A Remedy for Crime
If you are involved in planning and teaching a short course on crime reporting and the True Crime genre like I had to, as part of your preparation, you have to read up on crime stories from around the country and the globe. You have to read stories of murderers on Richmond Road, murderers targeting the homeless on the streets of Mumbai, accounts of killings of children, reports of rape and dismemberment and many more gruesome things.
All this reading makes you feel like you are on a late night train entering the city with the walls closing in. As the train meanders into the city, the bridges and the blue buses slowly become recognisable. But the familiarity is lost as the few houses become many, and the city lies exposed. The yellow hue of the sodium vapour lamps flicker and sting your eyes as you move past the streets. Some streets are narrow, others wide, but they are all mostly empty and quiet. Vehicles parked on the streets seem forgotten. Unseen to you are the rats that stalk the shadows, but you can feel them looking back at you. You wonder if calling these people rats feels like an insult to the rodents. These disgusting rats who leverage their wealth, caste or connections to harass and harm. Then as the train moves past cramped shanties, you think, ‘surely not all crime and injustice is punished’ and it troubles you.

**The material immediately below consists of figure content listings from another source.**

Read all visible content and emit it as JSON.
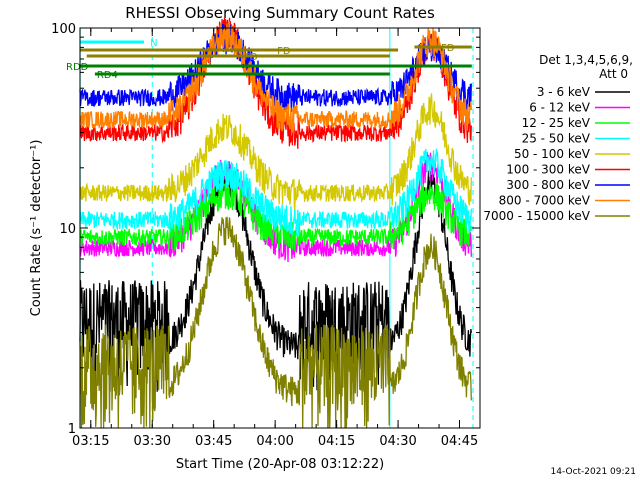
{
  "chart_data": {
    "type": "line",
    "title": "RHESSI Observing Summary Count Rates",
    "xlabel": "Start Time (20-Apr-08 03:12:22)",
    "ylabel": "Count Rate (s⁻¹ detector⁻¹)",
    "y_scale": "log",
    "ylim": [
      1,
      100
    ],
    "xlim": [
      "03:12",
      "04:50"
    ],
    "x_ticks": [
      "03:15",
      "03:30",
      "03:45",
      "04:00",
      "04:15",
      "04:30",
      "04:45"
    ],
    "y_ticks": [
      "1",
      "10",
      "100"
    ],
    "legend_header": [
      "Det 1,3,4,5,6,9,",
      "Att 0"
    ],
    "legend_placement": "right",
    "flags": [
      {
        "label": "N",
        "color": "#00ffff"
      },
      {
        "label": "FD",
        "color": "#8b8000"
      },
      {
        "label": "FD",
        "color": "#8b8000"
      },
      {
        "label": "FD",
        "color": "#8b8000"
      },
      {
        "label": "RDD",
        "color": "#008000"
      },
      {
        "label": "RD4",
        "color": "#008000"
      }
    ],
    "series": [
      {
        "name": "3 - 6 keV",
        "color": "#000000",
        "peaks": [
          18,
          17
        ],
        "trough": 2.5
      },
      {
        "name": "6 - 12 keV",
        "color": "#ff00ff",
        "peaks": [
          19,
          21
        ],
        "trough": 8
      },
      {
        "name": "12 - 25 keV",
        "color": "#00ff00",
        "peaks": [
          15,
          15
        ],
        "trough": 9
      },
      {
        "name": "25 - 50 keV",
        "color": "#00ffff",
        "peaks": [
          19,
          22
        ],
        "trough": 11
      },
      {
        "name": "50 - 100 keV",
        "color": "#d4c800",
        "peaks": [
          32,
          40
        ],
        "trough": 15
      },
      {
        "name": "100 - 300 keV",
        "color": "#ff0000",
        "peaks": [
          98,
          85
        ],
        "trough": 30
      },
      {
        "name": "300 - 800 keV",
        "color": "#0000ff",
        "peaks": [
          90,
          80
        ],
        "trough": 45
      },
      {
        "name": "800 - 7000 keV",
        "color": "#ff8000",
        "peaks": [
          92,
          88
        ],
        "trough": 35
      },
      {
        "name": "7000 - 15000 keV",
        "color": "#808000",
        "peaks": [
          10,
          8
        ],
        "trough": 1.5
      }
    ]
  },
  "footer": {
    "timestamp": "14-Oct-2021 09:21"
  }
}
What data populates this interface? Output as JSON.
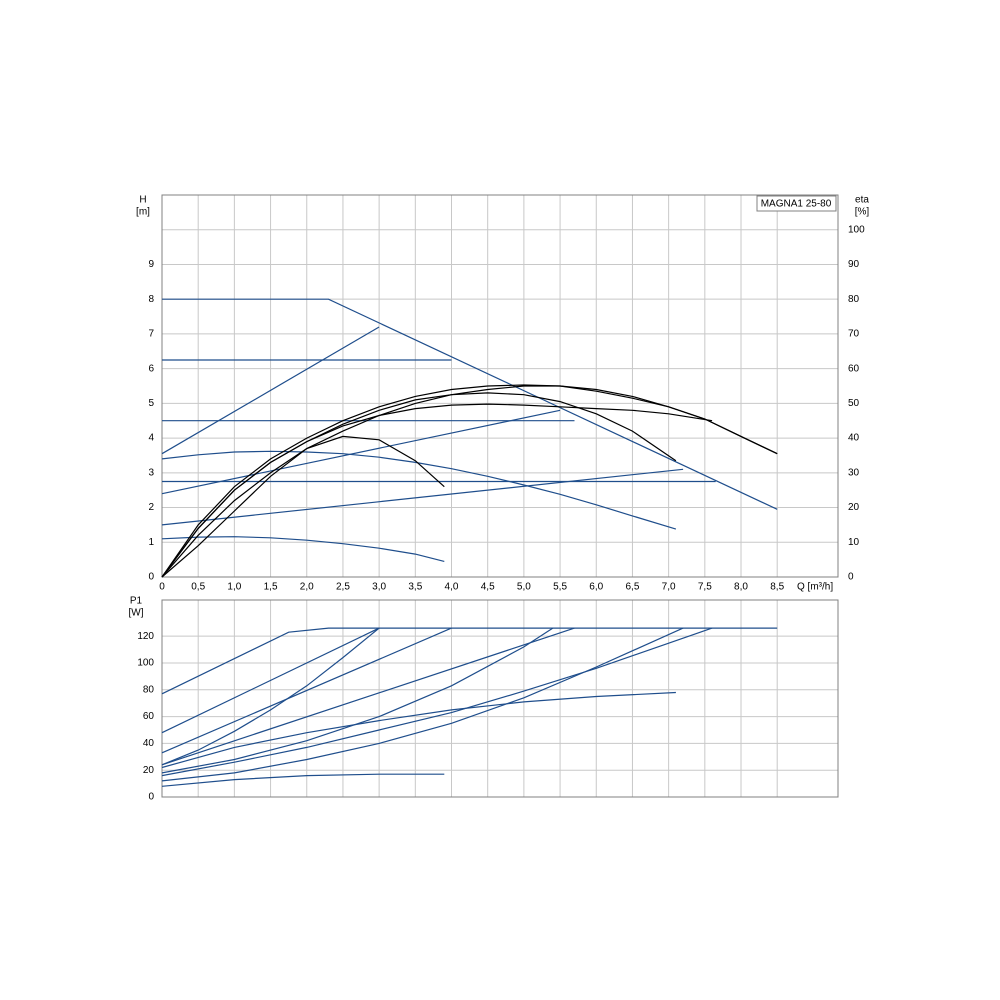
{
  "chart_data": [
    {
      "type": "line",
      "annotation": "MAGNA1 25-80",
      "ylabel": "H",
      "yunit": "[m]",
      "y2label": "eta",
      "y2unit": "[%]",
      "xlabel": "Q [m³/h]",
      "xlim": [
        0,
        9.34
      ],
      "ylim": [
        0,
        11
      ],
      "y2lim": [
        0,
        110
      ],
      "xticks": [
        0,
        {
          "value": 0.5,
          "label": "0,5"
        },
        {
          "value": 1,
          "label": "1,0"
        },
        {
          "value": 1.5,
          "label": "1,5"
        },
        {
          "value": 2,
          "label": "2,0"
        },
        {
          "value": 2.5,
          "label": "2,5"
        },
        {
          "value": 3,
          "label": "3,0"
        },
        {
          "value": 3.5,
          "label": "3,5"
        },
        {
          "value": 4,
          "label": "4,0"
        },
        {
          "value": 4.5,
          "label": "4,5"
        },
        {
          "value": 5,
          "label": "5,0"
        },
        {
          "value": 5.5,
          "label": "5,5"
        },
        {
          "value": 6,
          "label": "6,0"
        },
        {
          "value": 6.5,
          "label": "6,5"
        },
        {
          "value": 7,
          "label": "7,0"
        },
        {
          "value": 7.5,
          "label": "7,5"
        },
        {
          "value": 8,
          "label": "8,0"
        },
        {
          "value": 8.5,
          "label": "8,5"
        }
      ],
      "yticks": [
        0,
        1,
        2,
        3,
        4,
        5,
        6,
        7,
        8,
        9
      ],
      "y2ticks": [
        0,
        10,
        20,
        30,
        40,
        50,
        60,
        70,
        80,
        90,
        100
      ],
      "grid": true,
      "series": [
        {
          "color": "#1f4e8c",
          "x": [
            0,
            2.3,
            8.5
          ],
          "values": [
            8,
            8,
            1.95
          ]
        },
        {
          "color": "#1f4e8c",
          "x": [
            0,
            4.0
          ],
          "values": [
            6.25,
            6.25
          ]
        },
        {
          "color": "#1f4e8c",
          "x": [
            0,
            5.7
          ],
          "values": [
            4.5,
            4.5
          ]
        },
        {
          "color": "#1f4e8c",
          "x": [
            0,
            7.65
          ],
          "values": [
            2.75,
            2.75
          ]
        },
        {
          "color": "#1f4e8c",
          "x": [
            0,
            3.0
          ],
          "values": [
            3.55,
            7.2
          ]
        },
        {
          "color": "#1f4e8c",
          "x": [
            0,
            5.5
          ],
          "values": [
            2.4,
            4.8
          ]
        },
        {
          "color": "#1f4e8c",
          "x": [
            0,
            7.2
          ],
          "values": [
            1.5,
            3.1
          ]
        },
        {
          "color": "#1f4e8c",
          "x": [
            0,
            0.5,
            1,
            1.5,
            2,
            2.5,
            3,
            3.5,
            4,
            4.5,
            5,
            5.5,
            6,
            6.5,
            7.1
          ],
          "values": [
            3.4,
            3.52,
            3.6,
            3.62,
            3.6,
            3.55,
            3.45,
            3.3,
            3.12,
            2.9,
            2.65,
            2.38,
            2.08,
            1.76,
            1.38
          ]
        },
        {
          "color": "#1f4e8c",
          "x": [
            0,
            0.5,
            1,
            1.5,
            2,
            2.5,
            3,
            3.5,
            3.9
          ],
          "values": [
            1.1,
            1.15,
            1.16,
            1.13,
            1.06,
            0.96,
            0.83,
            0.66,
            0.45
          ]
        },
        {
          "color": "#000000",
          "axis": "y2",
          "x": [
            0,
            0.5,
            1,
            1.5,
            2,
            2.5,
            3,
            3.5,
            4,
            4.5,
            5,
            5.5,
            6,
            6.5,
            7,
            7.5,
            8,
            8.5
          ],
          "values": [
            0,
            15,
            26,
            34,
            40,
            45,
            49,
            52,
            54,
            55,
            55.3,
            55,
            53.5,
            51.5,
            49,
            45.5,
            40.5,
            35.5
          ]
        },
        {
          "color": "#000000",
          "axis": "y2",
          "x": [
            0,
            0.5,
            1,
            1.5,
            2,
            2.5,
            3,
            3.5,
            4,
            4.5,
            5,
            5.5,
            6,
            6.5,
            7,
            7.6
          ],
          "values": [
            0,
            14,
            25,
            33,
            39,
            43.5,
            46.5,
            48.5,
            49.5,
            49.8,
            49.5,
            49,
            48.5,
            48,
            47,
            45
          ]
        },
        {
          "color": "#000000",
          "axis": "y2",
          "x": [
            0,
            0.5,
            1,
            1.5,
            2,
            2.5,
            3,
            3.5,
            4,
            4.5,
            5,
            5.5,
            6,
            6.5,
            7.1
          ],
          "values": [
            0,
            14,
            25,
            33,
            39,
            44,
            48,
            51,
            52.5,
            53,
            52.5,
            50.5,
            47,
            42,
            33.5
          ]
        },
        {
          "color": "#000000",
          "axis": "y2",
          "x": [
            0,
            0.5,
            1,
            1.5,
            2,
            2.5,
            3,
            3.5,
            3.9
          ],
          "values": [
            0,
            9,
            19,
            29,
            37,
            40.5,
            39.5,
            33.5,
            26
          ]
        },
        {
          "color": "#000000",
          "axis": "y2",
          "x": [
            0,
            0.5,
            1,
            1.5,
            2,
            2.5,
            3,
            3.5,
            4,
            4.5,
            5,
            5.5,
            6,
            6.5,
            7,
            7.5,
            8,
            8.5
          ],
          "values": [
            0,
            12,
            22,
            30,
            37,
            42,
            46.5,
            50,
            52.5,
            54,
            55,
            55,
            54,
            52,
            49,
            45.5,
            40.5,
            35.5
          ]
        }
      ]
    },
    {
      "type": "line",
      "ylabel": "P1",
      "yunit": "[W]",
      "xlim": [
        0,
        9.34
      ],
      "ylim": [
        0,
        147
      ],
      "yticks": [
        0,
        20,
        40,
        60,
        80,
        100,
        120
      ],
      "grid": true,
      "series": [
        {
          "color": "#1f4e8c",
          "x": [
            0,
            1.75,
            2.3,
            8.5
          ],
          "values": [
            77,
            123,
            126,
            126
          ]
        },
        {
          "color": "#1f4e8c",
          "x": [
            0,
            3.0
          ],
          "values": [
            48,
            126
          ]
        },
        {
          "color": "#1f4e8c",
          "x": [
            0,
            4.0
          ],
          "values": [
            33,
            126
          ]
        },
        {
          "color": "#1f4e8c",
          "x": [
            0,
            0.5,
            1,
            1.5,
            2,
            2.5,
            3.0
          ],
          "values": [
            24,
            35,
            49,
            65,
            83,
            104,
            126
          ]
        },
        {
          "color": "#1f4e8c",
          "x": [
            0,
            5.7
          ],
          "values": [
            24,
            126
          ]
        },
        {
          "color": "#1f4e8c",
          "x": [
            0,
            1,
            2,
            3,
            4,
            5,
            5.4
          ],
          "values": [
            18,
            28,
            42,
            60,
            83,
            112,
            126
          ]
        },
        {
          "color": "#1f4e8c",
          "x": [
            0,
            1,
            2,
            3,
            4,
            5,
            6,
            7.2
          ],
          "values": [
            12,
            18,
            28,
            40,
            55,
            74,
            97,
            126
          ]
        },
        {
          "color": "#1f4e8c",
          "x": [
            0,
            1,
            2,
            3,
            4,
            5,
            6,
            7.6
          ],
          "values": [
            16,
            26,
            37,
            50,
            63,
            79,
            96,
            126
          ]
        },
        {
          "color": "#1f4e8c",
          "x": [
            0,
            1,
            2,
            3,
            4,
            5,
            6,
            7.1
          ],
          "values": [
            22,
            37,
            48,
            57,
            65,
            71,
            75,
            78
          ]
        },
        {
          "color": "#1f4e8c",
          "x": [
            0,
            1,
            2,
            3,
            3.9
          ],
          "values": [
            8,
            13,
            16,
            17,
            17
          ]
        }
      ]
    }
  ]
}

Back to the everyday, as you travel home in a crowded bus from Shivajinagar. People get in and get off and you remain a strap-hanger. Around Malleshwaram circle, a man from the last row of seats waves and calls out specifically to you. You are confused. You don’t know the man, but you cautiously make your way to the back of the bus. When you get there, the middle aged man with an Urdu accent tells you that he saw you standing all the way from Shivajinagar and he wants you to sit. You politely gesture and decline because you are too moved by the act of kindness to speak. He insists saying that he’s getting off at the next stop. You regain your voice, thank him and sit. As he leaves you thank him again.
You smile for the rest of the day.
You are certain that kindness is the only light in this dark world.